The RD's nutrition assessment dated 8/20/15 indicated Patient 9 was at increased nutrition risk related to poor intake, fracture and infection. Fluid intake was inadequate. The assessment indicated fluid requirements were 1600 ml day. Recommendations included Mechanical soft diet with finely chopped meats, small frequent meals, and snacks with nutritional health shakes if meal intake was less than 50 percent. The follow-up on nutrition recommendations were not measurable. The RD indicated he would "remain available" for follow up.

On 8/27/15 at 10 a.m., during an Interview, the Director of Nurses (DON) acknowledged the admission nutrition screening tool used to evaluate patient nutrition status had not been evaluated and validated to ensure patients who were at nutritional risk were identified. The DON acknowledged there was no system in place to notify the physician of RD's recommendation and no system for nursing and RD follow-up of recommendations and hydration (body fluid balance) requirements.

3. According to Patient 10's clinical record, Patient 10 was admitted 8/3/15 with compression fractures. The physician ordered a regular diet with two liter fluid restriction per day. Patient 10's admission weight was 140 pounds and height was 5 feet 5 inches. Patient 10's weight on 8/20/15 was 136 pounds. Patient 10's albumin level on 8/4/15 and 8/25/15 was 2.2 g/dl (normal value 3.5 -5.0 g/dl).

Patient 10's nutrition assessment dated 8/4/15, indicated Patient 10 was at increased nutrition risk related to poor intake, altered electrolytes, and fractures. Patient 10 had compromised visceral (indicator of nutrition status) protein stores related to low albumin level. The recommendations were to consider a 1500 ml fluid restriction, and to offer ensure or other nutritional supplements.

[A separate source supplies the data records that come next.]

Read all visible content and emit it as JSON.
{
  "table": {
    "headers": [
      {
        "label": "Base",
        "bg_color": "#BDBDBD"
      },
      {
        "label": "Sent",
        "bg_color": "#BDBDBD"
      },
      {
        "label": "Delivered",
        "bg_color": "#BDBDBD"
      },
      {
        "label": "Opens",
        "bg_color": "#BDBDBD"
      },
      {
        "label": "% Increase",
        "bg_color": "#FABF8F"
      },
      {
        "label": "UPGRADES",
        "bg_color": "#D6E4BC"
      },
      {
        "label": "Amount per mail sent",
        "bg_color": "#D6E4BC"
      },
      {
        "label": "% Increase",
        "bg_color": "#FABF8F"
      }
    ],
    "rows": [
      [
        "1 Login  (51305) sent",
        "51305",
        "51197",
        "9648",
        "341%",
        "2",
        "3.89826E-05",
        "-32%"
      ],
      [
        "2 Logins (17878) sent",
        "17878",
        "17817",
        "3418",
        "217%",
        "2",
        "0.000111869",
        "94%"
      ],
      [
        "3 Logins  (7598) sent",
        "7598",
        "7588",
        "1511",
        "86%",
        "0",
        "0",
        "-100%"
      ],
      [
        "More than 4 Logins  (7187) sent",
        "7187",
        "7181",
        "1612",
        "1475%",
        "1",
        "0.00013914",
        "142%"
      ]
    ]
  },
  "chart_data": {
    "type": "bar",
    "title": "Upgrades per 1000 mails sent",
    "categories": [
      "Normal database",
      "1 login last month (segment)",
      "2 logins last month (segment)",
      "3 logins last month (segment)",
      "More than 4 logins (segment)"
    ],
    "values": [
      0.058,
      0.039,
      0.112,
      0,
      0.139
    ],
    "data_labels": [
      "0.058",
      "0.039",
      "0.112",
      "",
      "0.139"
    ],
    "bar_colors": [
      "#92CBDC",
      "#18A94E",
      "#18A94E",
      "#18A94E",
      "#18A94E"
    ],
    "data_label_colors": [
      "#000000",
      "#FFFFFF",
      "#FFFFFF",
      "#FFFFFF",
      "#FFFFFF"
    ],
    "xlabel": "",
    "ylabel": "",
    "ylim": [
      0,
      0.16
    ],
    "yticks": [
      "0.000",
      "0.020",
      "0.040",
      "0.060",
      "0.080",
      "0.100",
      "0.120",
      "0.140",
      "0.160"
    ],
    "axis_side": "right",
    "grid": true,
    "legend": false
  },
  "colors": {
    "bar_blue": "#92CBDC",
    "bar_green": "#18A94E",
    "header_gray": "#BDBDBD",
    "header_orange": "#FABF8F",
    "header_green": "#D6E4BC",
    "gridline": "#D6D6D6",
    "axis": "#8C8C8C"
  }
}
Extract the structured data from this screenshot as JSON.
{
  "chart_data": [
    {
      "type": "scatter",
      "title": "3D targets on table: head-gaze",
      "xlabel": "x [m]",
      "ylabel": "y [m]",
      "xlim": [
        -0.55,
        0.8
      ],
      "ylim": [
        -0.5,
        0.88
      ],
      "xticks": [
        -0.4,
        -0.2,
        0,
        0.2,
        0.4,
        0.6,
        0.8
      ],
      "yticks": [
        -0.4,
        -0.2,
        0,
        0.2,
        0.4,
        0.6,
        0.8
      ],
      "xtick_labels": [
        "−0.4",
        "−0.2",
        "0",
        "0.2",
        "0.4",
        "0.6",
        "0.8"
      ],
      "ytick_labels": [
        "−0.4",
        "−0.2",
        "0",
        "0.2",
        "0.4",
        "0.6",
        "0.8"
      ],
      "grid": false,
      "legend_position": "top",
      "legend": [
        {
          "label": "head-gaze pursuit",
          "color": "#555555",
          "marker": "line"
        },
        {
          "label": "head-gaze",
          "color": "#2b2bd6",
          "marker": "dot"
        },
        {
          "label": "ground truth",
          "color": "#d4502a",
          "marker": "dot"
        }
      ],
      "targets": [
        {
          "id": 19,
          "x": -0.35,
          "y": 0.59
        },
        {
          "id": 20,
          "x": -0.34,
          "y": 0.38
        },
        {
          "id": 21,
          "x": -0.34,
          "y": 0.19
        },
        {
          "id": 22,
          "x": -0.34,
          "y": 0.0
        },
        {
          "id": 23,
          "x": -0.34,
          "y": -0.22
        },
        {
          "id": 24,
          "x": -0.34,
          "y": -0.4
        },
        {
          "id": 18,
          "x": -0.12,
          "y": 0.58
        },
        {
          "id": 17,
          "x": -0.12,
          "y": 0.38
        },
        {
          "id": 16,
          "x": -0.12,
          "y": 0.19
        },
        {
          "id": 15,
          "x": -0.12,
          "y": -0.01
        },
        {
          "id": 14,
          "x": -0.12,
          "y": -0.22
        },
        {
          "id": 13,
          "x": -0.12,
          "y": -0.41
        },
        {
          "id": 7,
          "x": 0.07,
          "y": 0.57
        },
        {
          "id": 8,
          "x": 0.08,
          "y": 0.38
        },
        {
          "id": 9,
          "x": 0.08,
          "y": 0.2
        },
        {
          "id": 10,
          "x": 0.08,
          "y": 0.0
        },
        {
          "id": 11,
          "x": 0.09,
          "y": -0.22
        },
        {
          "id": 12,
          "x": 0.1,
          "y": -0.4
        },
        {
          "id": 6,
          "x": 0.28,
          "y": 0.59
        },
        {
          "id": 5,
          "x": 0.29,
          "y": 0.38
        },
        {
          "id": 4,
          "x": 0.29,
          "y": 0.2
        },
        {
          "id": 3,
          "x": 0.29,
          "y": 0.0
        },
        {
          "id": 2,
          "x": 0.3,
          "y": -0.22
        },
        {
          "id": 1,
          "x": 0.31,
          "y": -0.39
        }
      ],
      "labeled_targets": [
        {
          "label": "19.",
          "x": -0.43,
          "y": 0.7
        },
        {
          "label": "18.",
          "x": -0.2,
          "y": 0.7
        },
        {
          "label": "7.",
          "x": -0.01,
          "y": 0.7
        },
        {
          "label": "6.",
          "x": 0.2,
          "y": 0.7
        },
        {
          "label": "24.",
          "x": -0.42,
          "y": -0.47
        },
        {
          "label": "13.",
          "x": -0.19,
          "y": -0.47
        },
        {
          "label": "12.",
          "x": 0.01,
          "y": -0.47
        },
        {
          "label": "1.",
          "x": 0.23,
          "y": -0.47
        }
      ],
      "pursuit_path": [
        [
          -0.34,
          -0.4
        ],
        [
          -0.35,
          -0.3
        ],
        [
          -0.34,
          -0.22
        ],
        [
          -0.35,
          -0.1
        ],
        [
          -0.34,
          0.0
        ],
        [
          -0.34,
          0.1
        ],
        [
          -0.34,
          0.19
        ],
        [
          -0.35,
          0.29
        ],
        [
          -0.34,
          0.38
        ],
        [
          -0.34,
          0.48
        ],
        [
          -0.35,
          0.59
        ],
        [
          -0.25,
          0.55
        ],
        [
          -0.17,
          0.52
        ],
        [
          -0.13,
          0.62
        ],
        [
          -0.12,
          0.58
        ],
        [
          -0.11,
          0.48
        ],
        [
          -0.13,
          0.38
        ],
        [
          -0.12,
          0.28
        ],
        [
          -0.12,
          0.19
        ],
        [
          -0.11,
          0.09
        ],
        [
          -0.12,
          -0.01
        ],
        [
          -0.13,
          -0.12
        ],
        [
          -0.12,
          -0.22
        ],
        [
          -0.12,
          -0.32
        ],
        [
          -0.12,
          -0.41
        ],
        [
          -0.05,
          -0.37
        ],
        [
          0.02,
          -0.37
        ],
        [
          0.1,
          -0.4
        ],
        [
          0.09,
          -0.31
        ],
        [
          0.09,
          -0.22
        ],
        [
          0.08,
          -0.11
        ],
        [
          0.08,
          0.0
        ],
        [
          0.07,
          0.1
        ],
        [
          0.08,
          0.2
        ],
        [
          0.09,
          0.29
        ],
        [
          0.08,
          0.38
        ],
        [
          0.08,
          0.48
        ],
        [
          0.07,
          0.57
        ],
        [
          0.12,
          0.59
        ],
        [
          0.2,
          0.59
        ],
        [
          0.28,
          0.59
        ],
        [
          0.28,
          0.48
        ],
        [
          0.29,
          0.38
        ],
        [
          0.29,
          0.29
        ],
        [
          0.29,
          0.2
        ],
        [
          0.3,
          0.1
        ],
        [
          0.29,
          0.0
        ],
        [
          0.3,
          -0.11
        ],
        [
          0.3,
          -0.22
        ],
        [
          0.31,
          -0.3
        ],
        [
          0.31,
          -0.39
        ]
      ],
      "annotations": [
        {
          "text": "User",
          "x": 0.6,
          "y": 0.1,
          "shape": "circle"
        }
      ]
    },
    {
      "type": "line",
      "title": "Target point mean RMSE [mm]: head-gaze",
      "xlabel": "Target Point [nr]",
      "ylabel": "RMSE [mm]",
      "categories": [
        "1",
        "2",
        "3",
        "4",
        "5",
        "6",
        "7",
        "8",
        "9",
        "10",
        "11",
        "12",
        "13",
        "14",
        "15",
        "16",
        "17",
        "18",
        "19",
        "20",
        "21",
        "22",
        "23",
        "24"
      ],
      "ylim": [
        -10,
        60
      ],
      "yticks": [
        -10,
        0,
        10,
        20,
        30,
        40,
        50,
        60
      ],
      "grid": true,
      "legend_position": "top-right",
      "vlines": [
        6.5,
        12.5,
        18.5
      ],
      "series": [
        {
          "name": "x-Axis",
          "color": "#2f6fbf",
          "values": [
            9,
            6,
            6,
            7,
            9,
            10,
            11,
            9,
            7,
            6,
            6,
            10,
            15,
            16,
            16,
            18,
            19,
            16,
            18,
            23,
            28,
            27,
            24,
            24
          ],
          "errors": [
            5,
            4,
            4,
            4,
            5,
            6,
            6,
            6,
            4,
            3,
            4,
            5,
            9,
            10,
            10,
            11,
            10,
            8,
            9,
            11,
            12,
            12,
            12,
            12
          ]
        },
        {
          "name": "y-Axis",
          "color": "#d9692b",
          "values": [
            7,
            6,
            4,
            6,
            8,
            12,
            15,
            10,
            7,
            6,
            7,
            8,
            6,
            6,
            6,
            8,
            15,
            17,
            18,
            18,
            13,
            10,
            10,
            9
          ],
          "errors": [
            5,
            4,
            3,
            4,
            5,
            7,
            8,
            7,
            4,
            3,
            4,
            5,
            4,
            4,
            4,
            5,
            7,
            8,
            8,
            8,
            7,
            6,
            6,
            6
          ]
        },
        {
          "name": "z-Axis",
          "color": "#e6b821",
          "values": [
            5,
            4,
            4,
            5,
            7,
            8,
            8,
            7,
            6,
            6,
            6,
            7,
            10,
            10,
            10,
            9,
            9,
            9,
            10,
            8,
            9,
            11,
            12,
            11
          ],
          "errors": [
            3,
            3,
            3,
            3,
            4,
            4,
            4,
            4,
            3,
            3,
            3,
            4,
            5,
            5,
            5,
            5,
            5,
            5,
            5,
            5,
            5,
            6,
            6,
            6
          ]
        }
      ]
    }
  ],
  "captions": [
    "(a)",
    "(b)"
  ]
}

On 8/25/15 at 10:30 a.m., during an interview, the ANM acknowledged she had reviewed the overall plan of nutrition care on 8/24/15. The ANM acknowledged there was no system to ensure the physician was notified of the RD recommendations and implementation of recommendations. There was no ongoing assessment of nutrition status, weight loss, continuing low albumen levels, or assessment of the effectiveness of the nutritional care.